The fourth player Ford mentioned—Horford—could be intriguing, though. The Hawks have been slowly rebuilding for the last few years and might be willing to consider jettisoning Horford for a new star to build around.
Adding Embiid alongside All-Star Paul Millsap could entice them, although the Cavs might have to throw in an additional piece like Tristan Thompson to make the deal work.
The bottom line is this: The "win now" Cavs would be better off adding someone who is a borderline franchise player already rather than gambling on a player who might be a bona fide franchise player a few years from now. Even if Embiid turns out better than Horford in three or four years, that won’t keep Irving in Cleveland next summer.
But winning now might.
They Get a Desperation Offer
The last scenario in which Cleveland might consider dealing away the No. 1 pick is if a team makes a desperation offer too good to refuse.
The nice thing about a pick is that it’s shinier than a player. A pick is pretty and glossy and flawless. You can’t criticize a pick when it's still just a pick. You just debate who you're going to take and dream of what will come after you take him.
It’s like looking at HDTVs in Best Buy and talking yourself into getting the 3D version for an extra $200 because, as you tell your wife, "It's just so awesome." Then, two years later, you realize you've never used the 3D feature—you completely wasted that extra money. But in the moment, it seemed like a great idea.
A pick carries endless possibilities, which lends itself to wild dreaming. It's just human nature.
The problem with a pick is that it becomes a player, and as soon as it does the value drops. The choice of Embiid, Parker or Wiggins is worth more than than the reality of any one of those three players. With its third No. 1 pick in four years, the Cavaliers can appreciate this—but more importantly, they can take advantage of it.
Some team enthralled by the idea of landing the No. 1 pick might overpay heavily for it. I don’t have a specific desperation offer to mention because there isn't one...yet. Hence the word desperation. But a team, caught up in dreams of the impending rings that one of the top three players will bring to its lovely city—and nightmares of losing their guy and all those banners to a rival—may call at the last moment and make a silly offer.
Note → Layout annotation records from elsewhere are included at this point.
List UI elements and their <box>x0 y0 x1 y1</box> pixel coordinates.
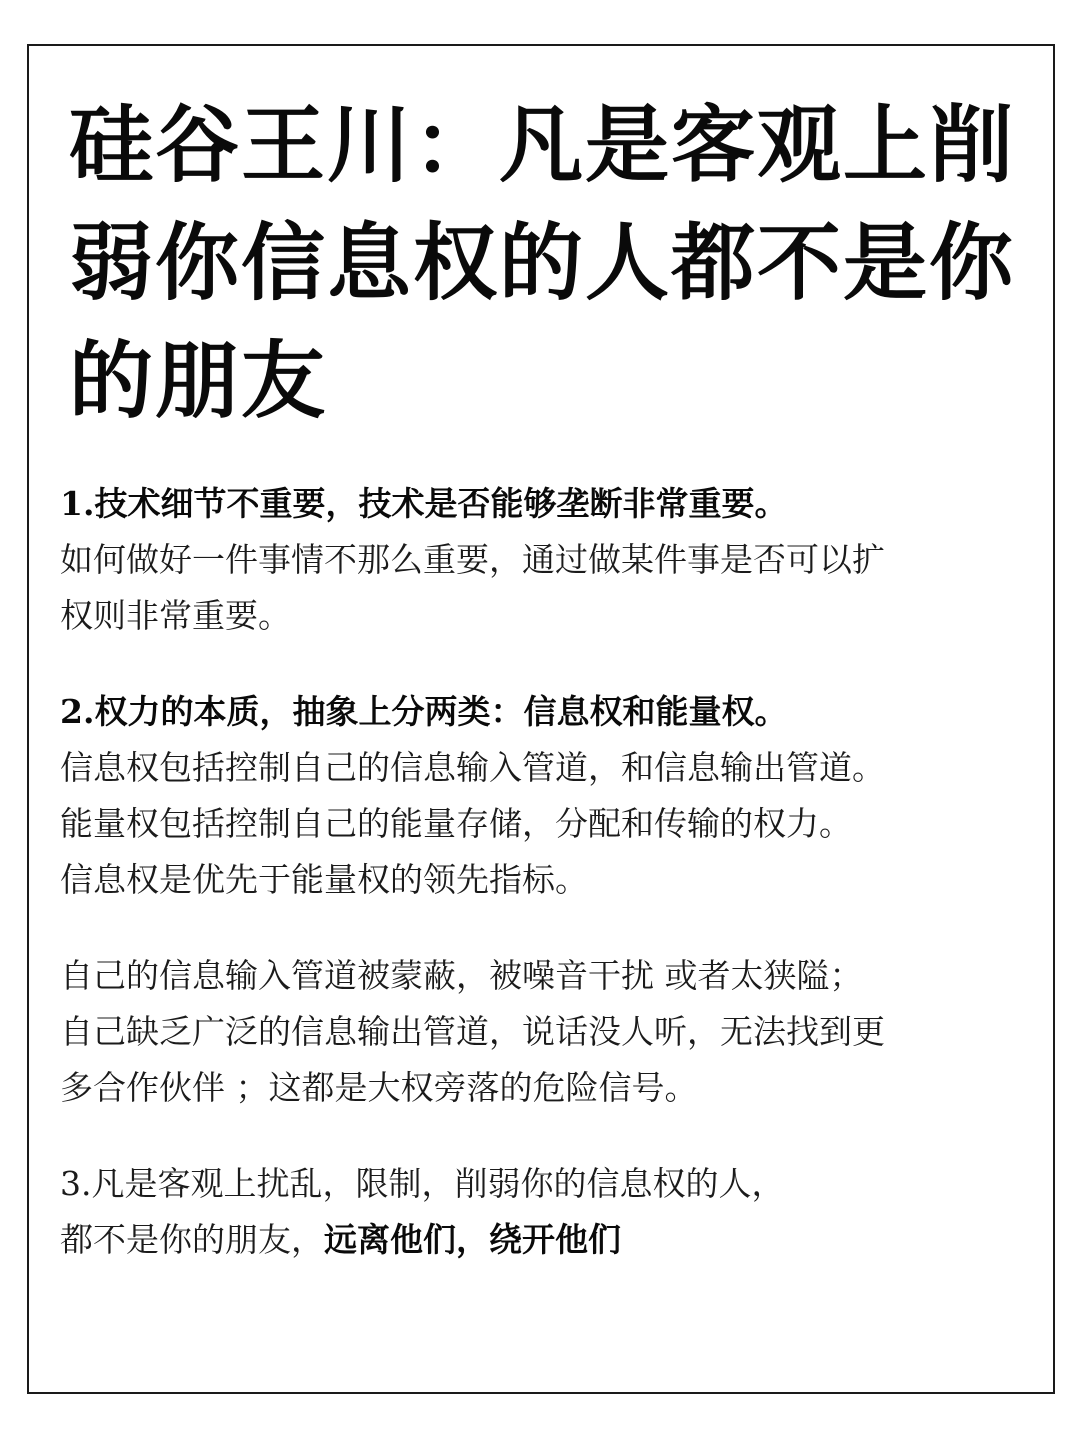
paragraph-1-heading: 1.技术细节不重要，技术是否能够垄断非常重要。 <box>60 484 788 523</box>
paragraph-3-line: 多合作伙伴 ；这都是大权旁落的危险信号。 <box>60 1068 698 1107</box>
paragraph-2-line: 信息权是优先于能量权的领先指标。 <box>60 860 588 899</box>
article-title <box>69 86 1029 440</box>
article-body <box>60 476 1030 1308</box>
article-card <box>27 44 1055 1394</box>
paragraph-2-line: 能量权包括控制自己的能量存储，分配和传输的权力。 <box>60 804 852 843</box>
title-line: 硅谷王川：凡是客观上削 <box>69 96 1016 194</box>
paragraph-4-plain-text: 都不是你的朋友， <box>60 1220 324 1259</box>
paragraph-1-line: 权则非常重要。 <box>60 596 291 635</box>
paragraph-3-line: 自己的信息输入管道被蒙蔽，被噪音干扰 或者太狭隘； <box>60 956 863 995</box>
paragraph-4-emphasis: 远离他们，绕开他们 <box>324 1220 621 1259</box>
paragraph-3 <box>60 948 1030 1116</box>
paragraph-4 <box>60 1156 1030 1268</box>
title-line: 弱你信息权的人都不是你 <box>69 214 1016 312</box>
title-line: 的朋友 <box>69 332 328 430</box>
paragraph-2-line: 信息权包括控制自己的信息输入管道，和信息输出管道。 <box>60 748 885 787</box>
paragraph-2 <box>60 684 1030 908</box>
paragraph-1 <box>60 476 1030 644</box>
paragraph-4-line: 3.凡是客观上扰乱，限制，削弱你的信息权的人， <box>60 1164 785 1203</box>
paragraph-1-line: 如何做好一件事情不那么重要，通过做某件事是否可以扩 <box>60 540 885 579</box>
paragraph-2-heading: 2.权力的本质，抽象上分两类：信息权和能量权。 <box>60 692 788 731</box>
paragraph-3-line: 自己缺乏广泛的信息输出管道，说话没人听，无法找到更 <box>60 1012 885 1051</box>
paragraph-4-line <box>60 1212 1030 1268</box>
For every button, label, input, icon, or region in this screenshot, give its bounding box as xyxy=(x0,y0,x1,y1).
It’s not impossible that someone gives the Cavs a deal they can’t refuse moments before the big decision comes. It’s a slight chance, but it's a chance.
The Cavaliers want to win now. They need to keep their owner happy. They need to keep their players happy. They need to keep their fans happy.
Nothing would accomplish that like winning, and landing a veteran star who can play in the post would do the most for that. Failing that, adding key pieces along with an elite rookie would surely still help.
In the end, I wouldn't be surprised to see Cleveland use its pick, but only if it doesn't get an offer that it is satisfied with first. The team will be shopping it hard—albeit quietly—until the time comes to make the announcement.